Очень помогала работа над ролью. Было столько всего интересного! Оказывается, японки, и тем более гейши, ходят иначе, чем европейские женщины, иначе кланяются, особенным образом говорят, поют, танцуют. Элиза представляла, что она — живое воплощение изысканнейшего из искусств, самоотверженная служительница «югэна», японского идеала неявной красоты. Понять эту концепцию было непросто: в чем смысл Красоты, если она себя прячет от взглядов, укутывается в покрова?
Ной Ноевич каждый день фонтанировал новыми идеями.

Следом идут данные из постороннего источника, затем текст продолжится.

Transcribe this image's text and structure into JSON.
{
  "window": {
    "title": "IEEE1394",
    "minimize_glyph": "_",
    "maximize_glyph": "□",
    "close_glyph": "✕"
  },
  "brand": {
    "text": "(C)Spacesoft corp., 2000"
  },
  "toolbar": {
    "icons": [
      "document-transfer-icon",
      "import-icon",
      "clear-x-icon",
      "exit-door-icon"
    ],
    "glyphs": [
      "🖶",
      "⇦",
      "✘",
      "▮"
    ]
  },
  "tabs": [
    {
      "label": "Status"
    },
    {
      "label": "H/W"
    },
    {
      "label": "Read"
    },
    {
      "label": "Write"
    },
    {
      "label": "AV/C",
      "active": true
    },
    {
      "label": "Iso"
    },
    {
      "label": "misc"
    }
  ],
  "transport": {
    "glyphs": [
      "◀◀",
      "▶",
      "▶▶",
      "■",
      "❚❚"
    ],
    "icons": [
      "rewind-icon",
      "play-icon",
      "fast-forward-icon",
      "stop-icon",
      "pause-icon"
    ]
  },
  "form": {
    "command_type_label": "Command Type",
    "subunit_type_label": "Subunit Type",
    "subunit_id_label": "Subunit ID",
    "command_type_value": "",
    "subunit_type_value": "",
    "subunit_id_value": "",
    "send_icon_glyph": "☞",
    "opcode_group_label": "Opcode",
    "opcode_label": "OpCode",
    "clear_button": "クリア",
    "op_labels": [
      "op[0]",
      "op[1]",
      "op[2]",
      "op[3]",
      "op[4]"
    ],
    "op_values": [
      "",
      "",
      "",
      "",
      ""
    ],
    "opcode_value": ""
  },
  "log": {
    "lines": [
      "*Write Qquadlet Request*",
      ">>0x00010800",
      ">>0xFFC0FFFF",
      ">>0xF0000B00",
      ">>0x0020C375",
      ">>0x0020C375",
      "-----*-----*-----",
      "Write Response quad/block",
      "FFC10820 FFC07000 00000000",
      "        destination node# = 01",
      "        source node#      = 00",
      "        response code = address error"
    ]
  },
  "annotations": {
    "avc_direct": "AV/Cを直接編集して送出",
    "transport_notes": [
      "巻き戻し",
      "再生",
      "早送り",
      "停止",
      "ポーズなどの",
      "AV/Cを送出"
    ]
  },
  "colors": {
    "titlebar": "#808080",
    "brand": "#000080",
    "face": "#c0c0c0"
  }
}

Вдруг затеял перекраивать уже сложившийся рисунок спектакля. «Раз пьеса написана для театра кукол, то давайте и играть по-кукольному! — объявил он. — Не занятые в сцене актеры надевают черные балахоны и превращаются в кукловодов. Будто бы водят персонаж, дергают его за ниточки. — И показал изломанную пластику движений. — Смысл в том, что все герои — марионетки в руках кармы, непреклонного Рока. Однако в какой-то момент ваша кукла, Элиза, вдруг сорвется с нитей и задвигается, как живой человек. Это будет эффектно!»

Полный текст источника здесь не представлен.